Dans le centre, situé à Cona, à une cinquantaine de kilomètres de Venise, les conditions de vie sont inhumaines. D’après les rapports indépendants joints au dossier, les personnes sont « entassé[e]s dans de petits baraquements en brique et dans de grandes tentes insuffisamment chauffées ». « Entassés » n’est pas une vue de l’esprit : 1 400 migrants vivent dans ce centre – dont la capacité est de 542 personnes – sans eau chaude, avec des sanitaires sous-dimensionnés. Les activités éducatives sont rudimentaires. Avec un personnel en sous-effectif, « la violence et la prostitution n’y sont pas rares », soulignent les rapports.
Le jeune réfugié passe un mois dans ce lieu avant que le médecin chargé de déterminer son âge n'intervienne, en octobre 2016. Selon les tests osseux pratiqués sur le poignet et la main gauche, le verdict ne fait pas de doute : l’homme a 18 ans. Problème : l’intéressé affirme qu’à aucun moment son consentement pour passer ces examens n’a été demandé. De plus, il n’a reçu aucune copie du rapport médical ni notification d’une décision administrative ou judiciaire mentionnant la détermination de son âge.

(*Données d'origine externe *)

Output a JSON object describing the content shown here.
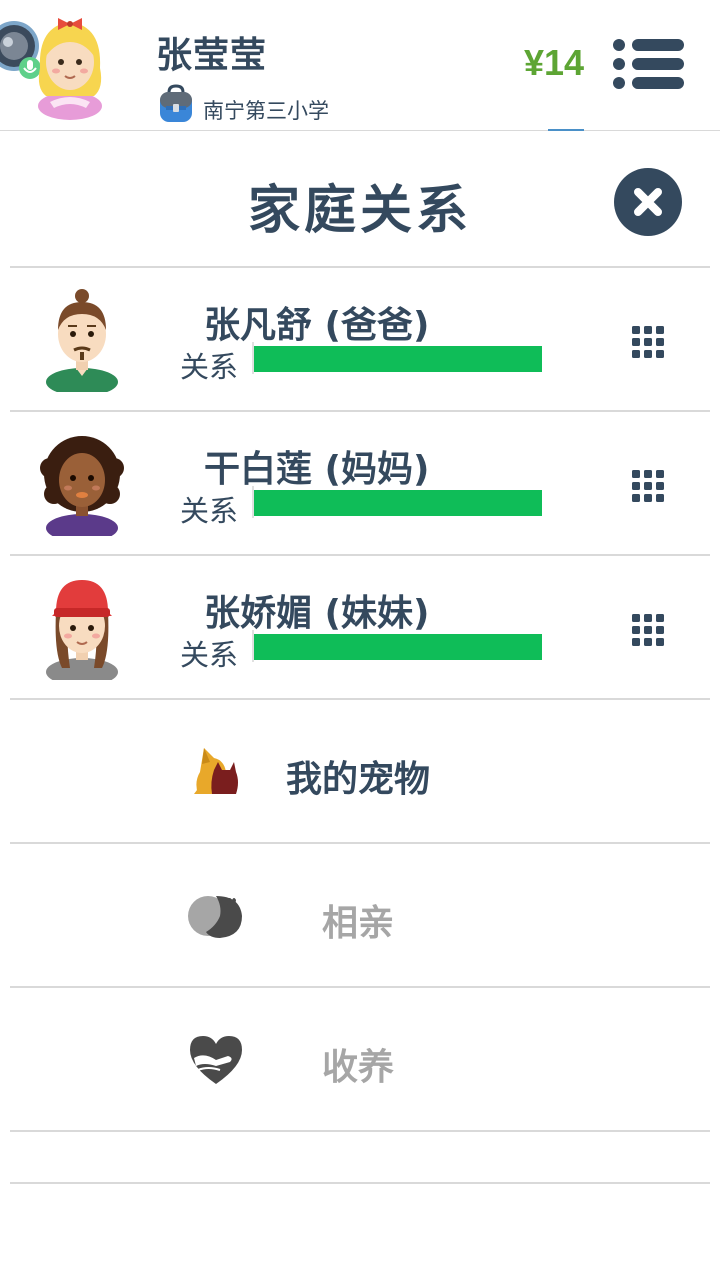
{
  "header": {
    "player_name": "张莹莹",
    "school": "南宁第三小学",
    "money": "¥14"
  },
  "page": {
    "title": "家庭关系"
  },
  "family": [
    {
      "name": "张凡舒 (爸爸)",
      "relation_label": "关系",
      "relation_level": 1.0,
      "avatar": "father-avatar"
    },
    {
      "name": "干白莲 (妈妈)",
      "relation_label": "关系",
      "relation_level": 1.0,
      "avatar": "mother-avatar"
    },
    {
      "name": "张娇媚 (妹妹)",
      "relation_label": "关系",
      "relation_level": 1.0,
      "avatar": "sister-avatar"
    }
  ],
  "menu": [
    {
      "label": "我的宠物",
      "icon": "pet-icon",
      "enabled": true
    },
    {
      "label": "相亲",
      "icon": "dating-icon",
      "enabled": false
    },
    {
      "label": "收养",
      "icon": "adoption-icon",
      "enabled": false
    }
  ],
  "colors": {
    "primary": "#34495e",
    "money": "#5da534",
    "relation_bar": "#0fbd58",
    "disabled": "#a6a6a6",
    "divider": "#d9d9d9"
  }
}
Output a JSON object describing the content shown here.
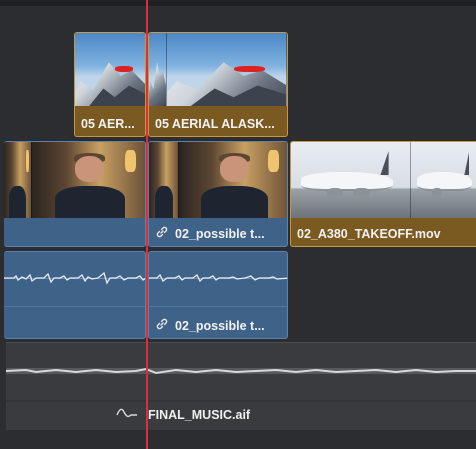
{
  "clips": {
    "v2_aerial_short": {
      "label": "05 AER..."
    },
    "v2_aerial_main": {
      "label": "05 AERIAL  ALASK..."
    },
    "v1_interview": {
      "label": ""
    },
    "v1_interview_linked": {
      "label": "02_possible t..."
    },
    "v1_takeoff": {
      "label": "02_A380_TAKEOFF.mov"
    },
    "a1_interview_linked": {
      "label": "02_possible t..."
    },
    "a2_music": {
      "label": "FINAL_MUSIC.aif"
    }
  },
  "colors": {
    "video_clip_gold": "#7b5a21",
    "video_clip_blue": "#3f6289",
    "playhead": "#d8313d",
    "track_bg": "#2b2d31",
    "music_track_bg": "#3a3b3e"
  },
  "icons": {
    "link": "link-icon",
    "volume_curve": "volume-curve-icon"
  }
}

En janvier 2017, ses avocats saisissent donc la justice locale d’une demande de désignation d’un tuteur. Pour eux, les mineurs non accompagnés n'ont rien à faire dans des structures pour adultes. De plus, la loi italienne prévoit que l’accueil des enfants dans un établissement ne devrait durer que « le temps strictement nécessaire à la détermination de leur identité et de leur âge probable et à la communication de toutes les informations relatives à leurs droits sous une forme adaptée à leur âge ». En outre, ils soutiennent que pour évaluer l’âge de leur client, les autorités auraient dû l’interroger. L’Etat italien restera muet sur ce recours.

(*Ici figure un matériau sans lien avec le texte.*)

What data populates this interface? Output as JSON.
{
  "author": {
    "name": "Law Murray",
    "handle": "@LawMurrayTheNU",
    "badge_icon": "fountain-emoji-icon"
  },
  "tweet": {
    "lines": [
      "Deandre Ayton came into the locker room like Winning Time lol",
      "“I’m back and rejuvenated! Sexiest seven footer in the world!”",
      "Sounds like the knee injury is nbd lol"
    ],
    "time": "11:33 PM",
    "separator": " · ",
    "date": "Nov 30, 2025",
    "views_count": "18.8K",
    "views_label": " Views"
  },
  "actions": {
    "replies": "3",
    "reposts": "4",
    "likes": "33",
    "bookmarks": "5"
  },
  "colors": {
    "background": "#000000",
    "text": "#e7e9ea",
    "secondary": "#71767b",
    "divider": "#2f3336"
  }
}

Les tests osseux pas fiables
Mais les avocats sont têtus. Ils saisissent la Cour européenne des droits de l’Homme, d’une part, pour faire reconnaître la violation de la Convention par l’Italie et, d’autre part, pour solliciter le transfert de leur client (art. 39 du règlement de la CEDH). La veille, note la Cour, un médecin avait attesté que la méthode des tests osseux « n’était pas suffisante à elle seule pour déterminer avec certitude l’âge d’un individu » (2). La Cour ordonne son transfert et les autorités italiennes s’exécutent. L’adolescent est finalement transféré le 18 février 2017, après avoir passé plus de quatre mois dans le centre de Cona.
Dans sa décision du 21 juillet 2022, la Cour répond à la saisine au fond sur la violation de la Convention. « Le requérant n’a pas obtenu les facilités nécessaires au dépôt d’une demande d’asile et a été interné pendant plus de quatre mois dans un centre d’accueil pour adultes surpeuplé, note la Cour. Les autorités internes n’ont pas appliqué le principe de la présomption de minorité et n’ont pas offert au requérant les garanties qui s’imposaient. » Parmi ces garanties : la désignation d’un tuteur, l’accès à un avocat et la participation éclairée de la personne à la procédure d’évaluation de son âge.
Dans cette affaire, l’Etat italien aura failli sur tous les points. Il est condamné à verser 7 500 € au requérant pour dommage moral, plus 4 000 € pour frais et dépens.
(1) Cour européenne des droits de l’homme, Darboe et Camara contre Italie, 21 juillet 2022, n° 5797/17 (disponible uniquement en anglais).
(2) En France, la Cour de cassation a déjà eu l’occasion de rappeler que les tests osseux n’étaient qu’un indice sur l’âge (Cass., civ. 1re, 12 juillet 2022, n° 20-17343 - V. ASH n° 3243)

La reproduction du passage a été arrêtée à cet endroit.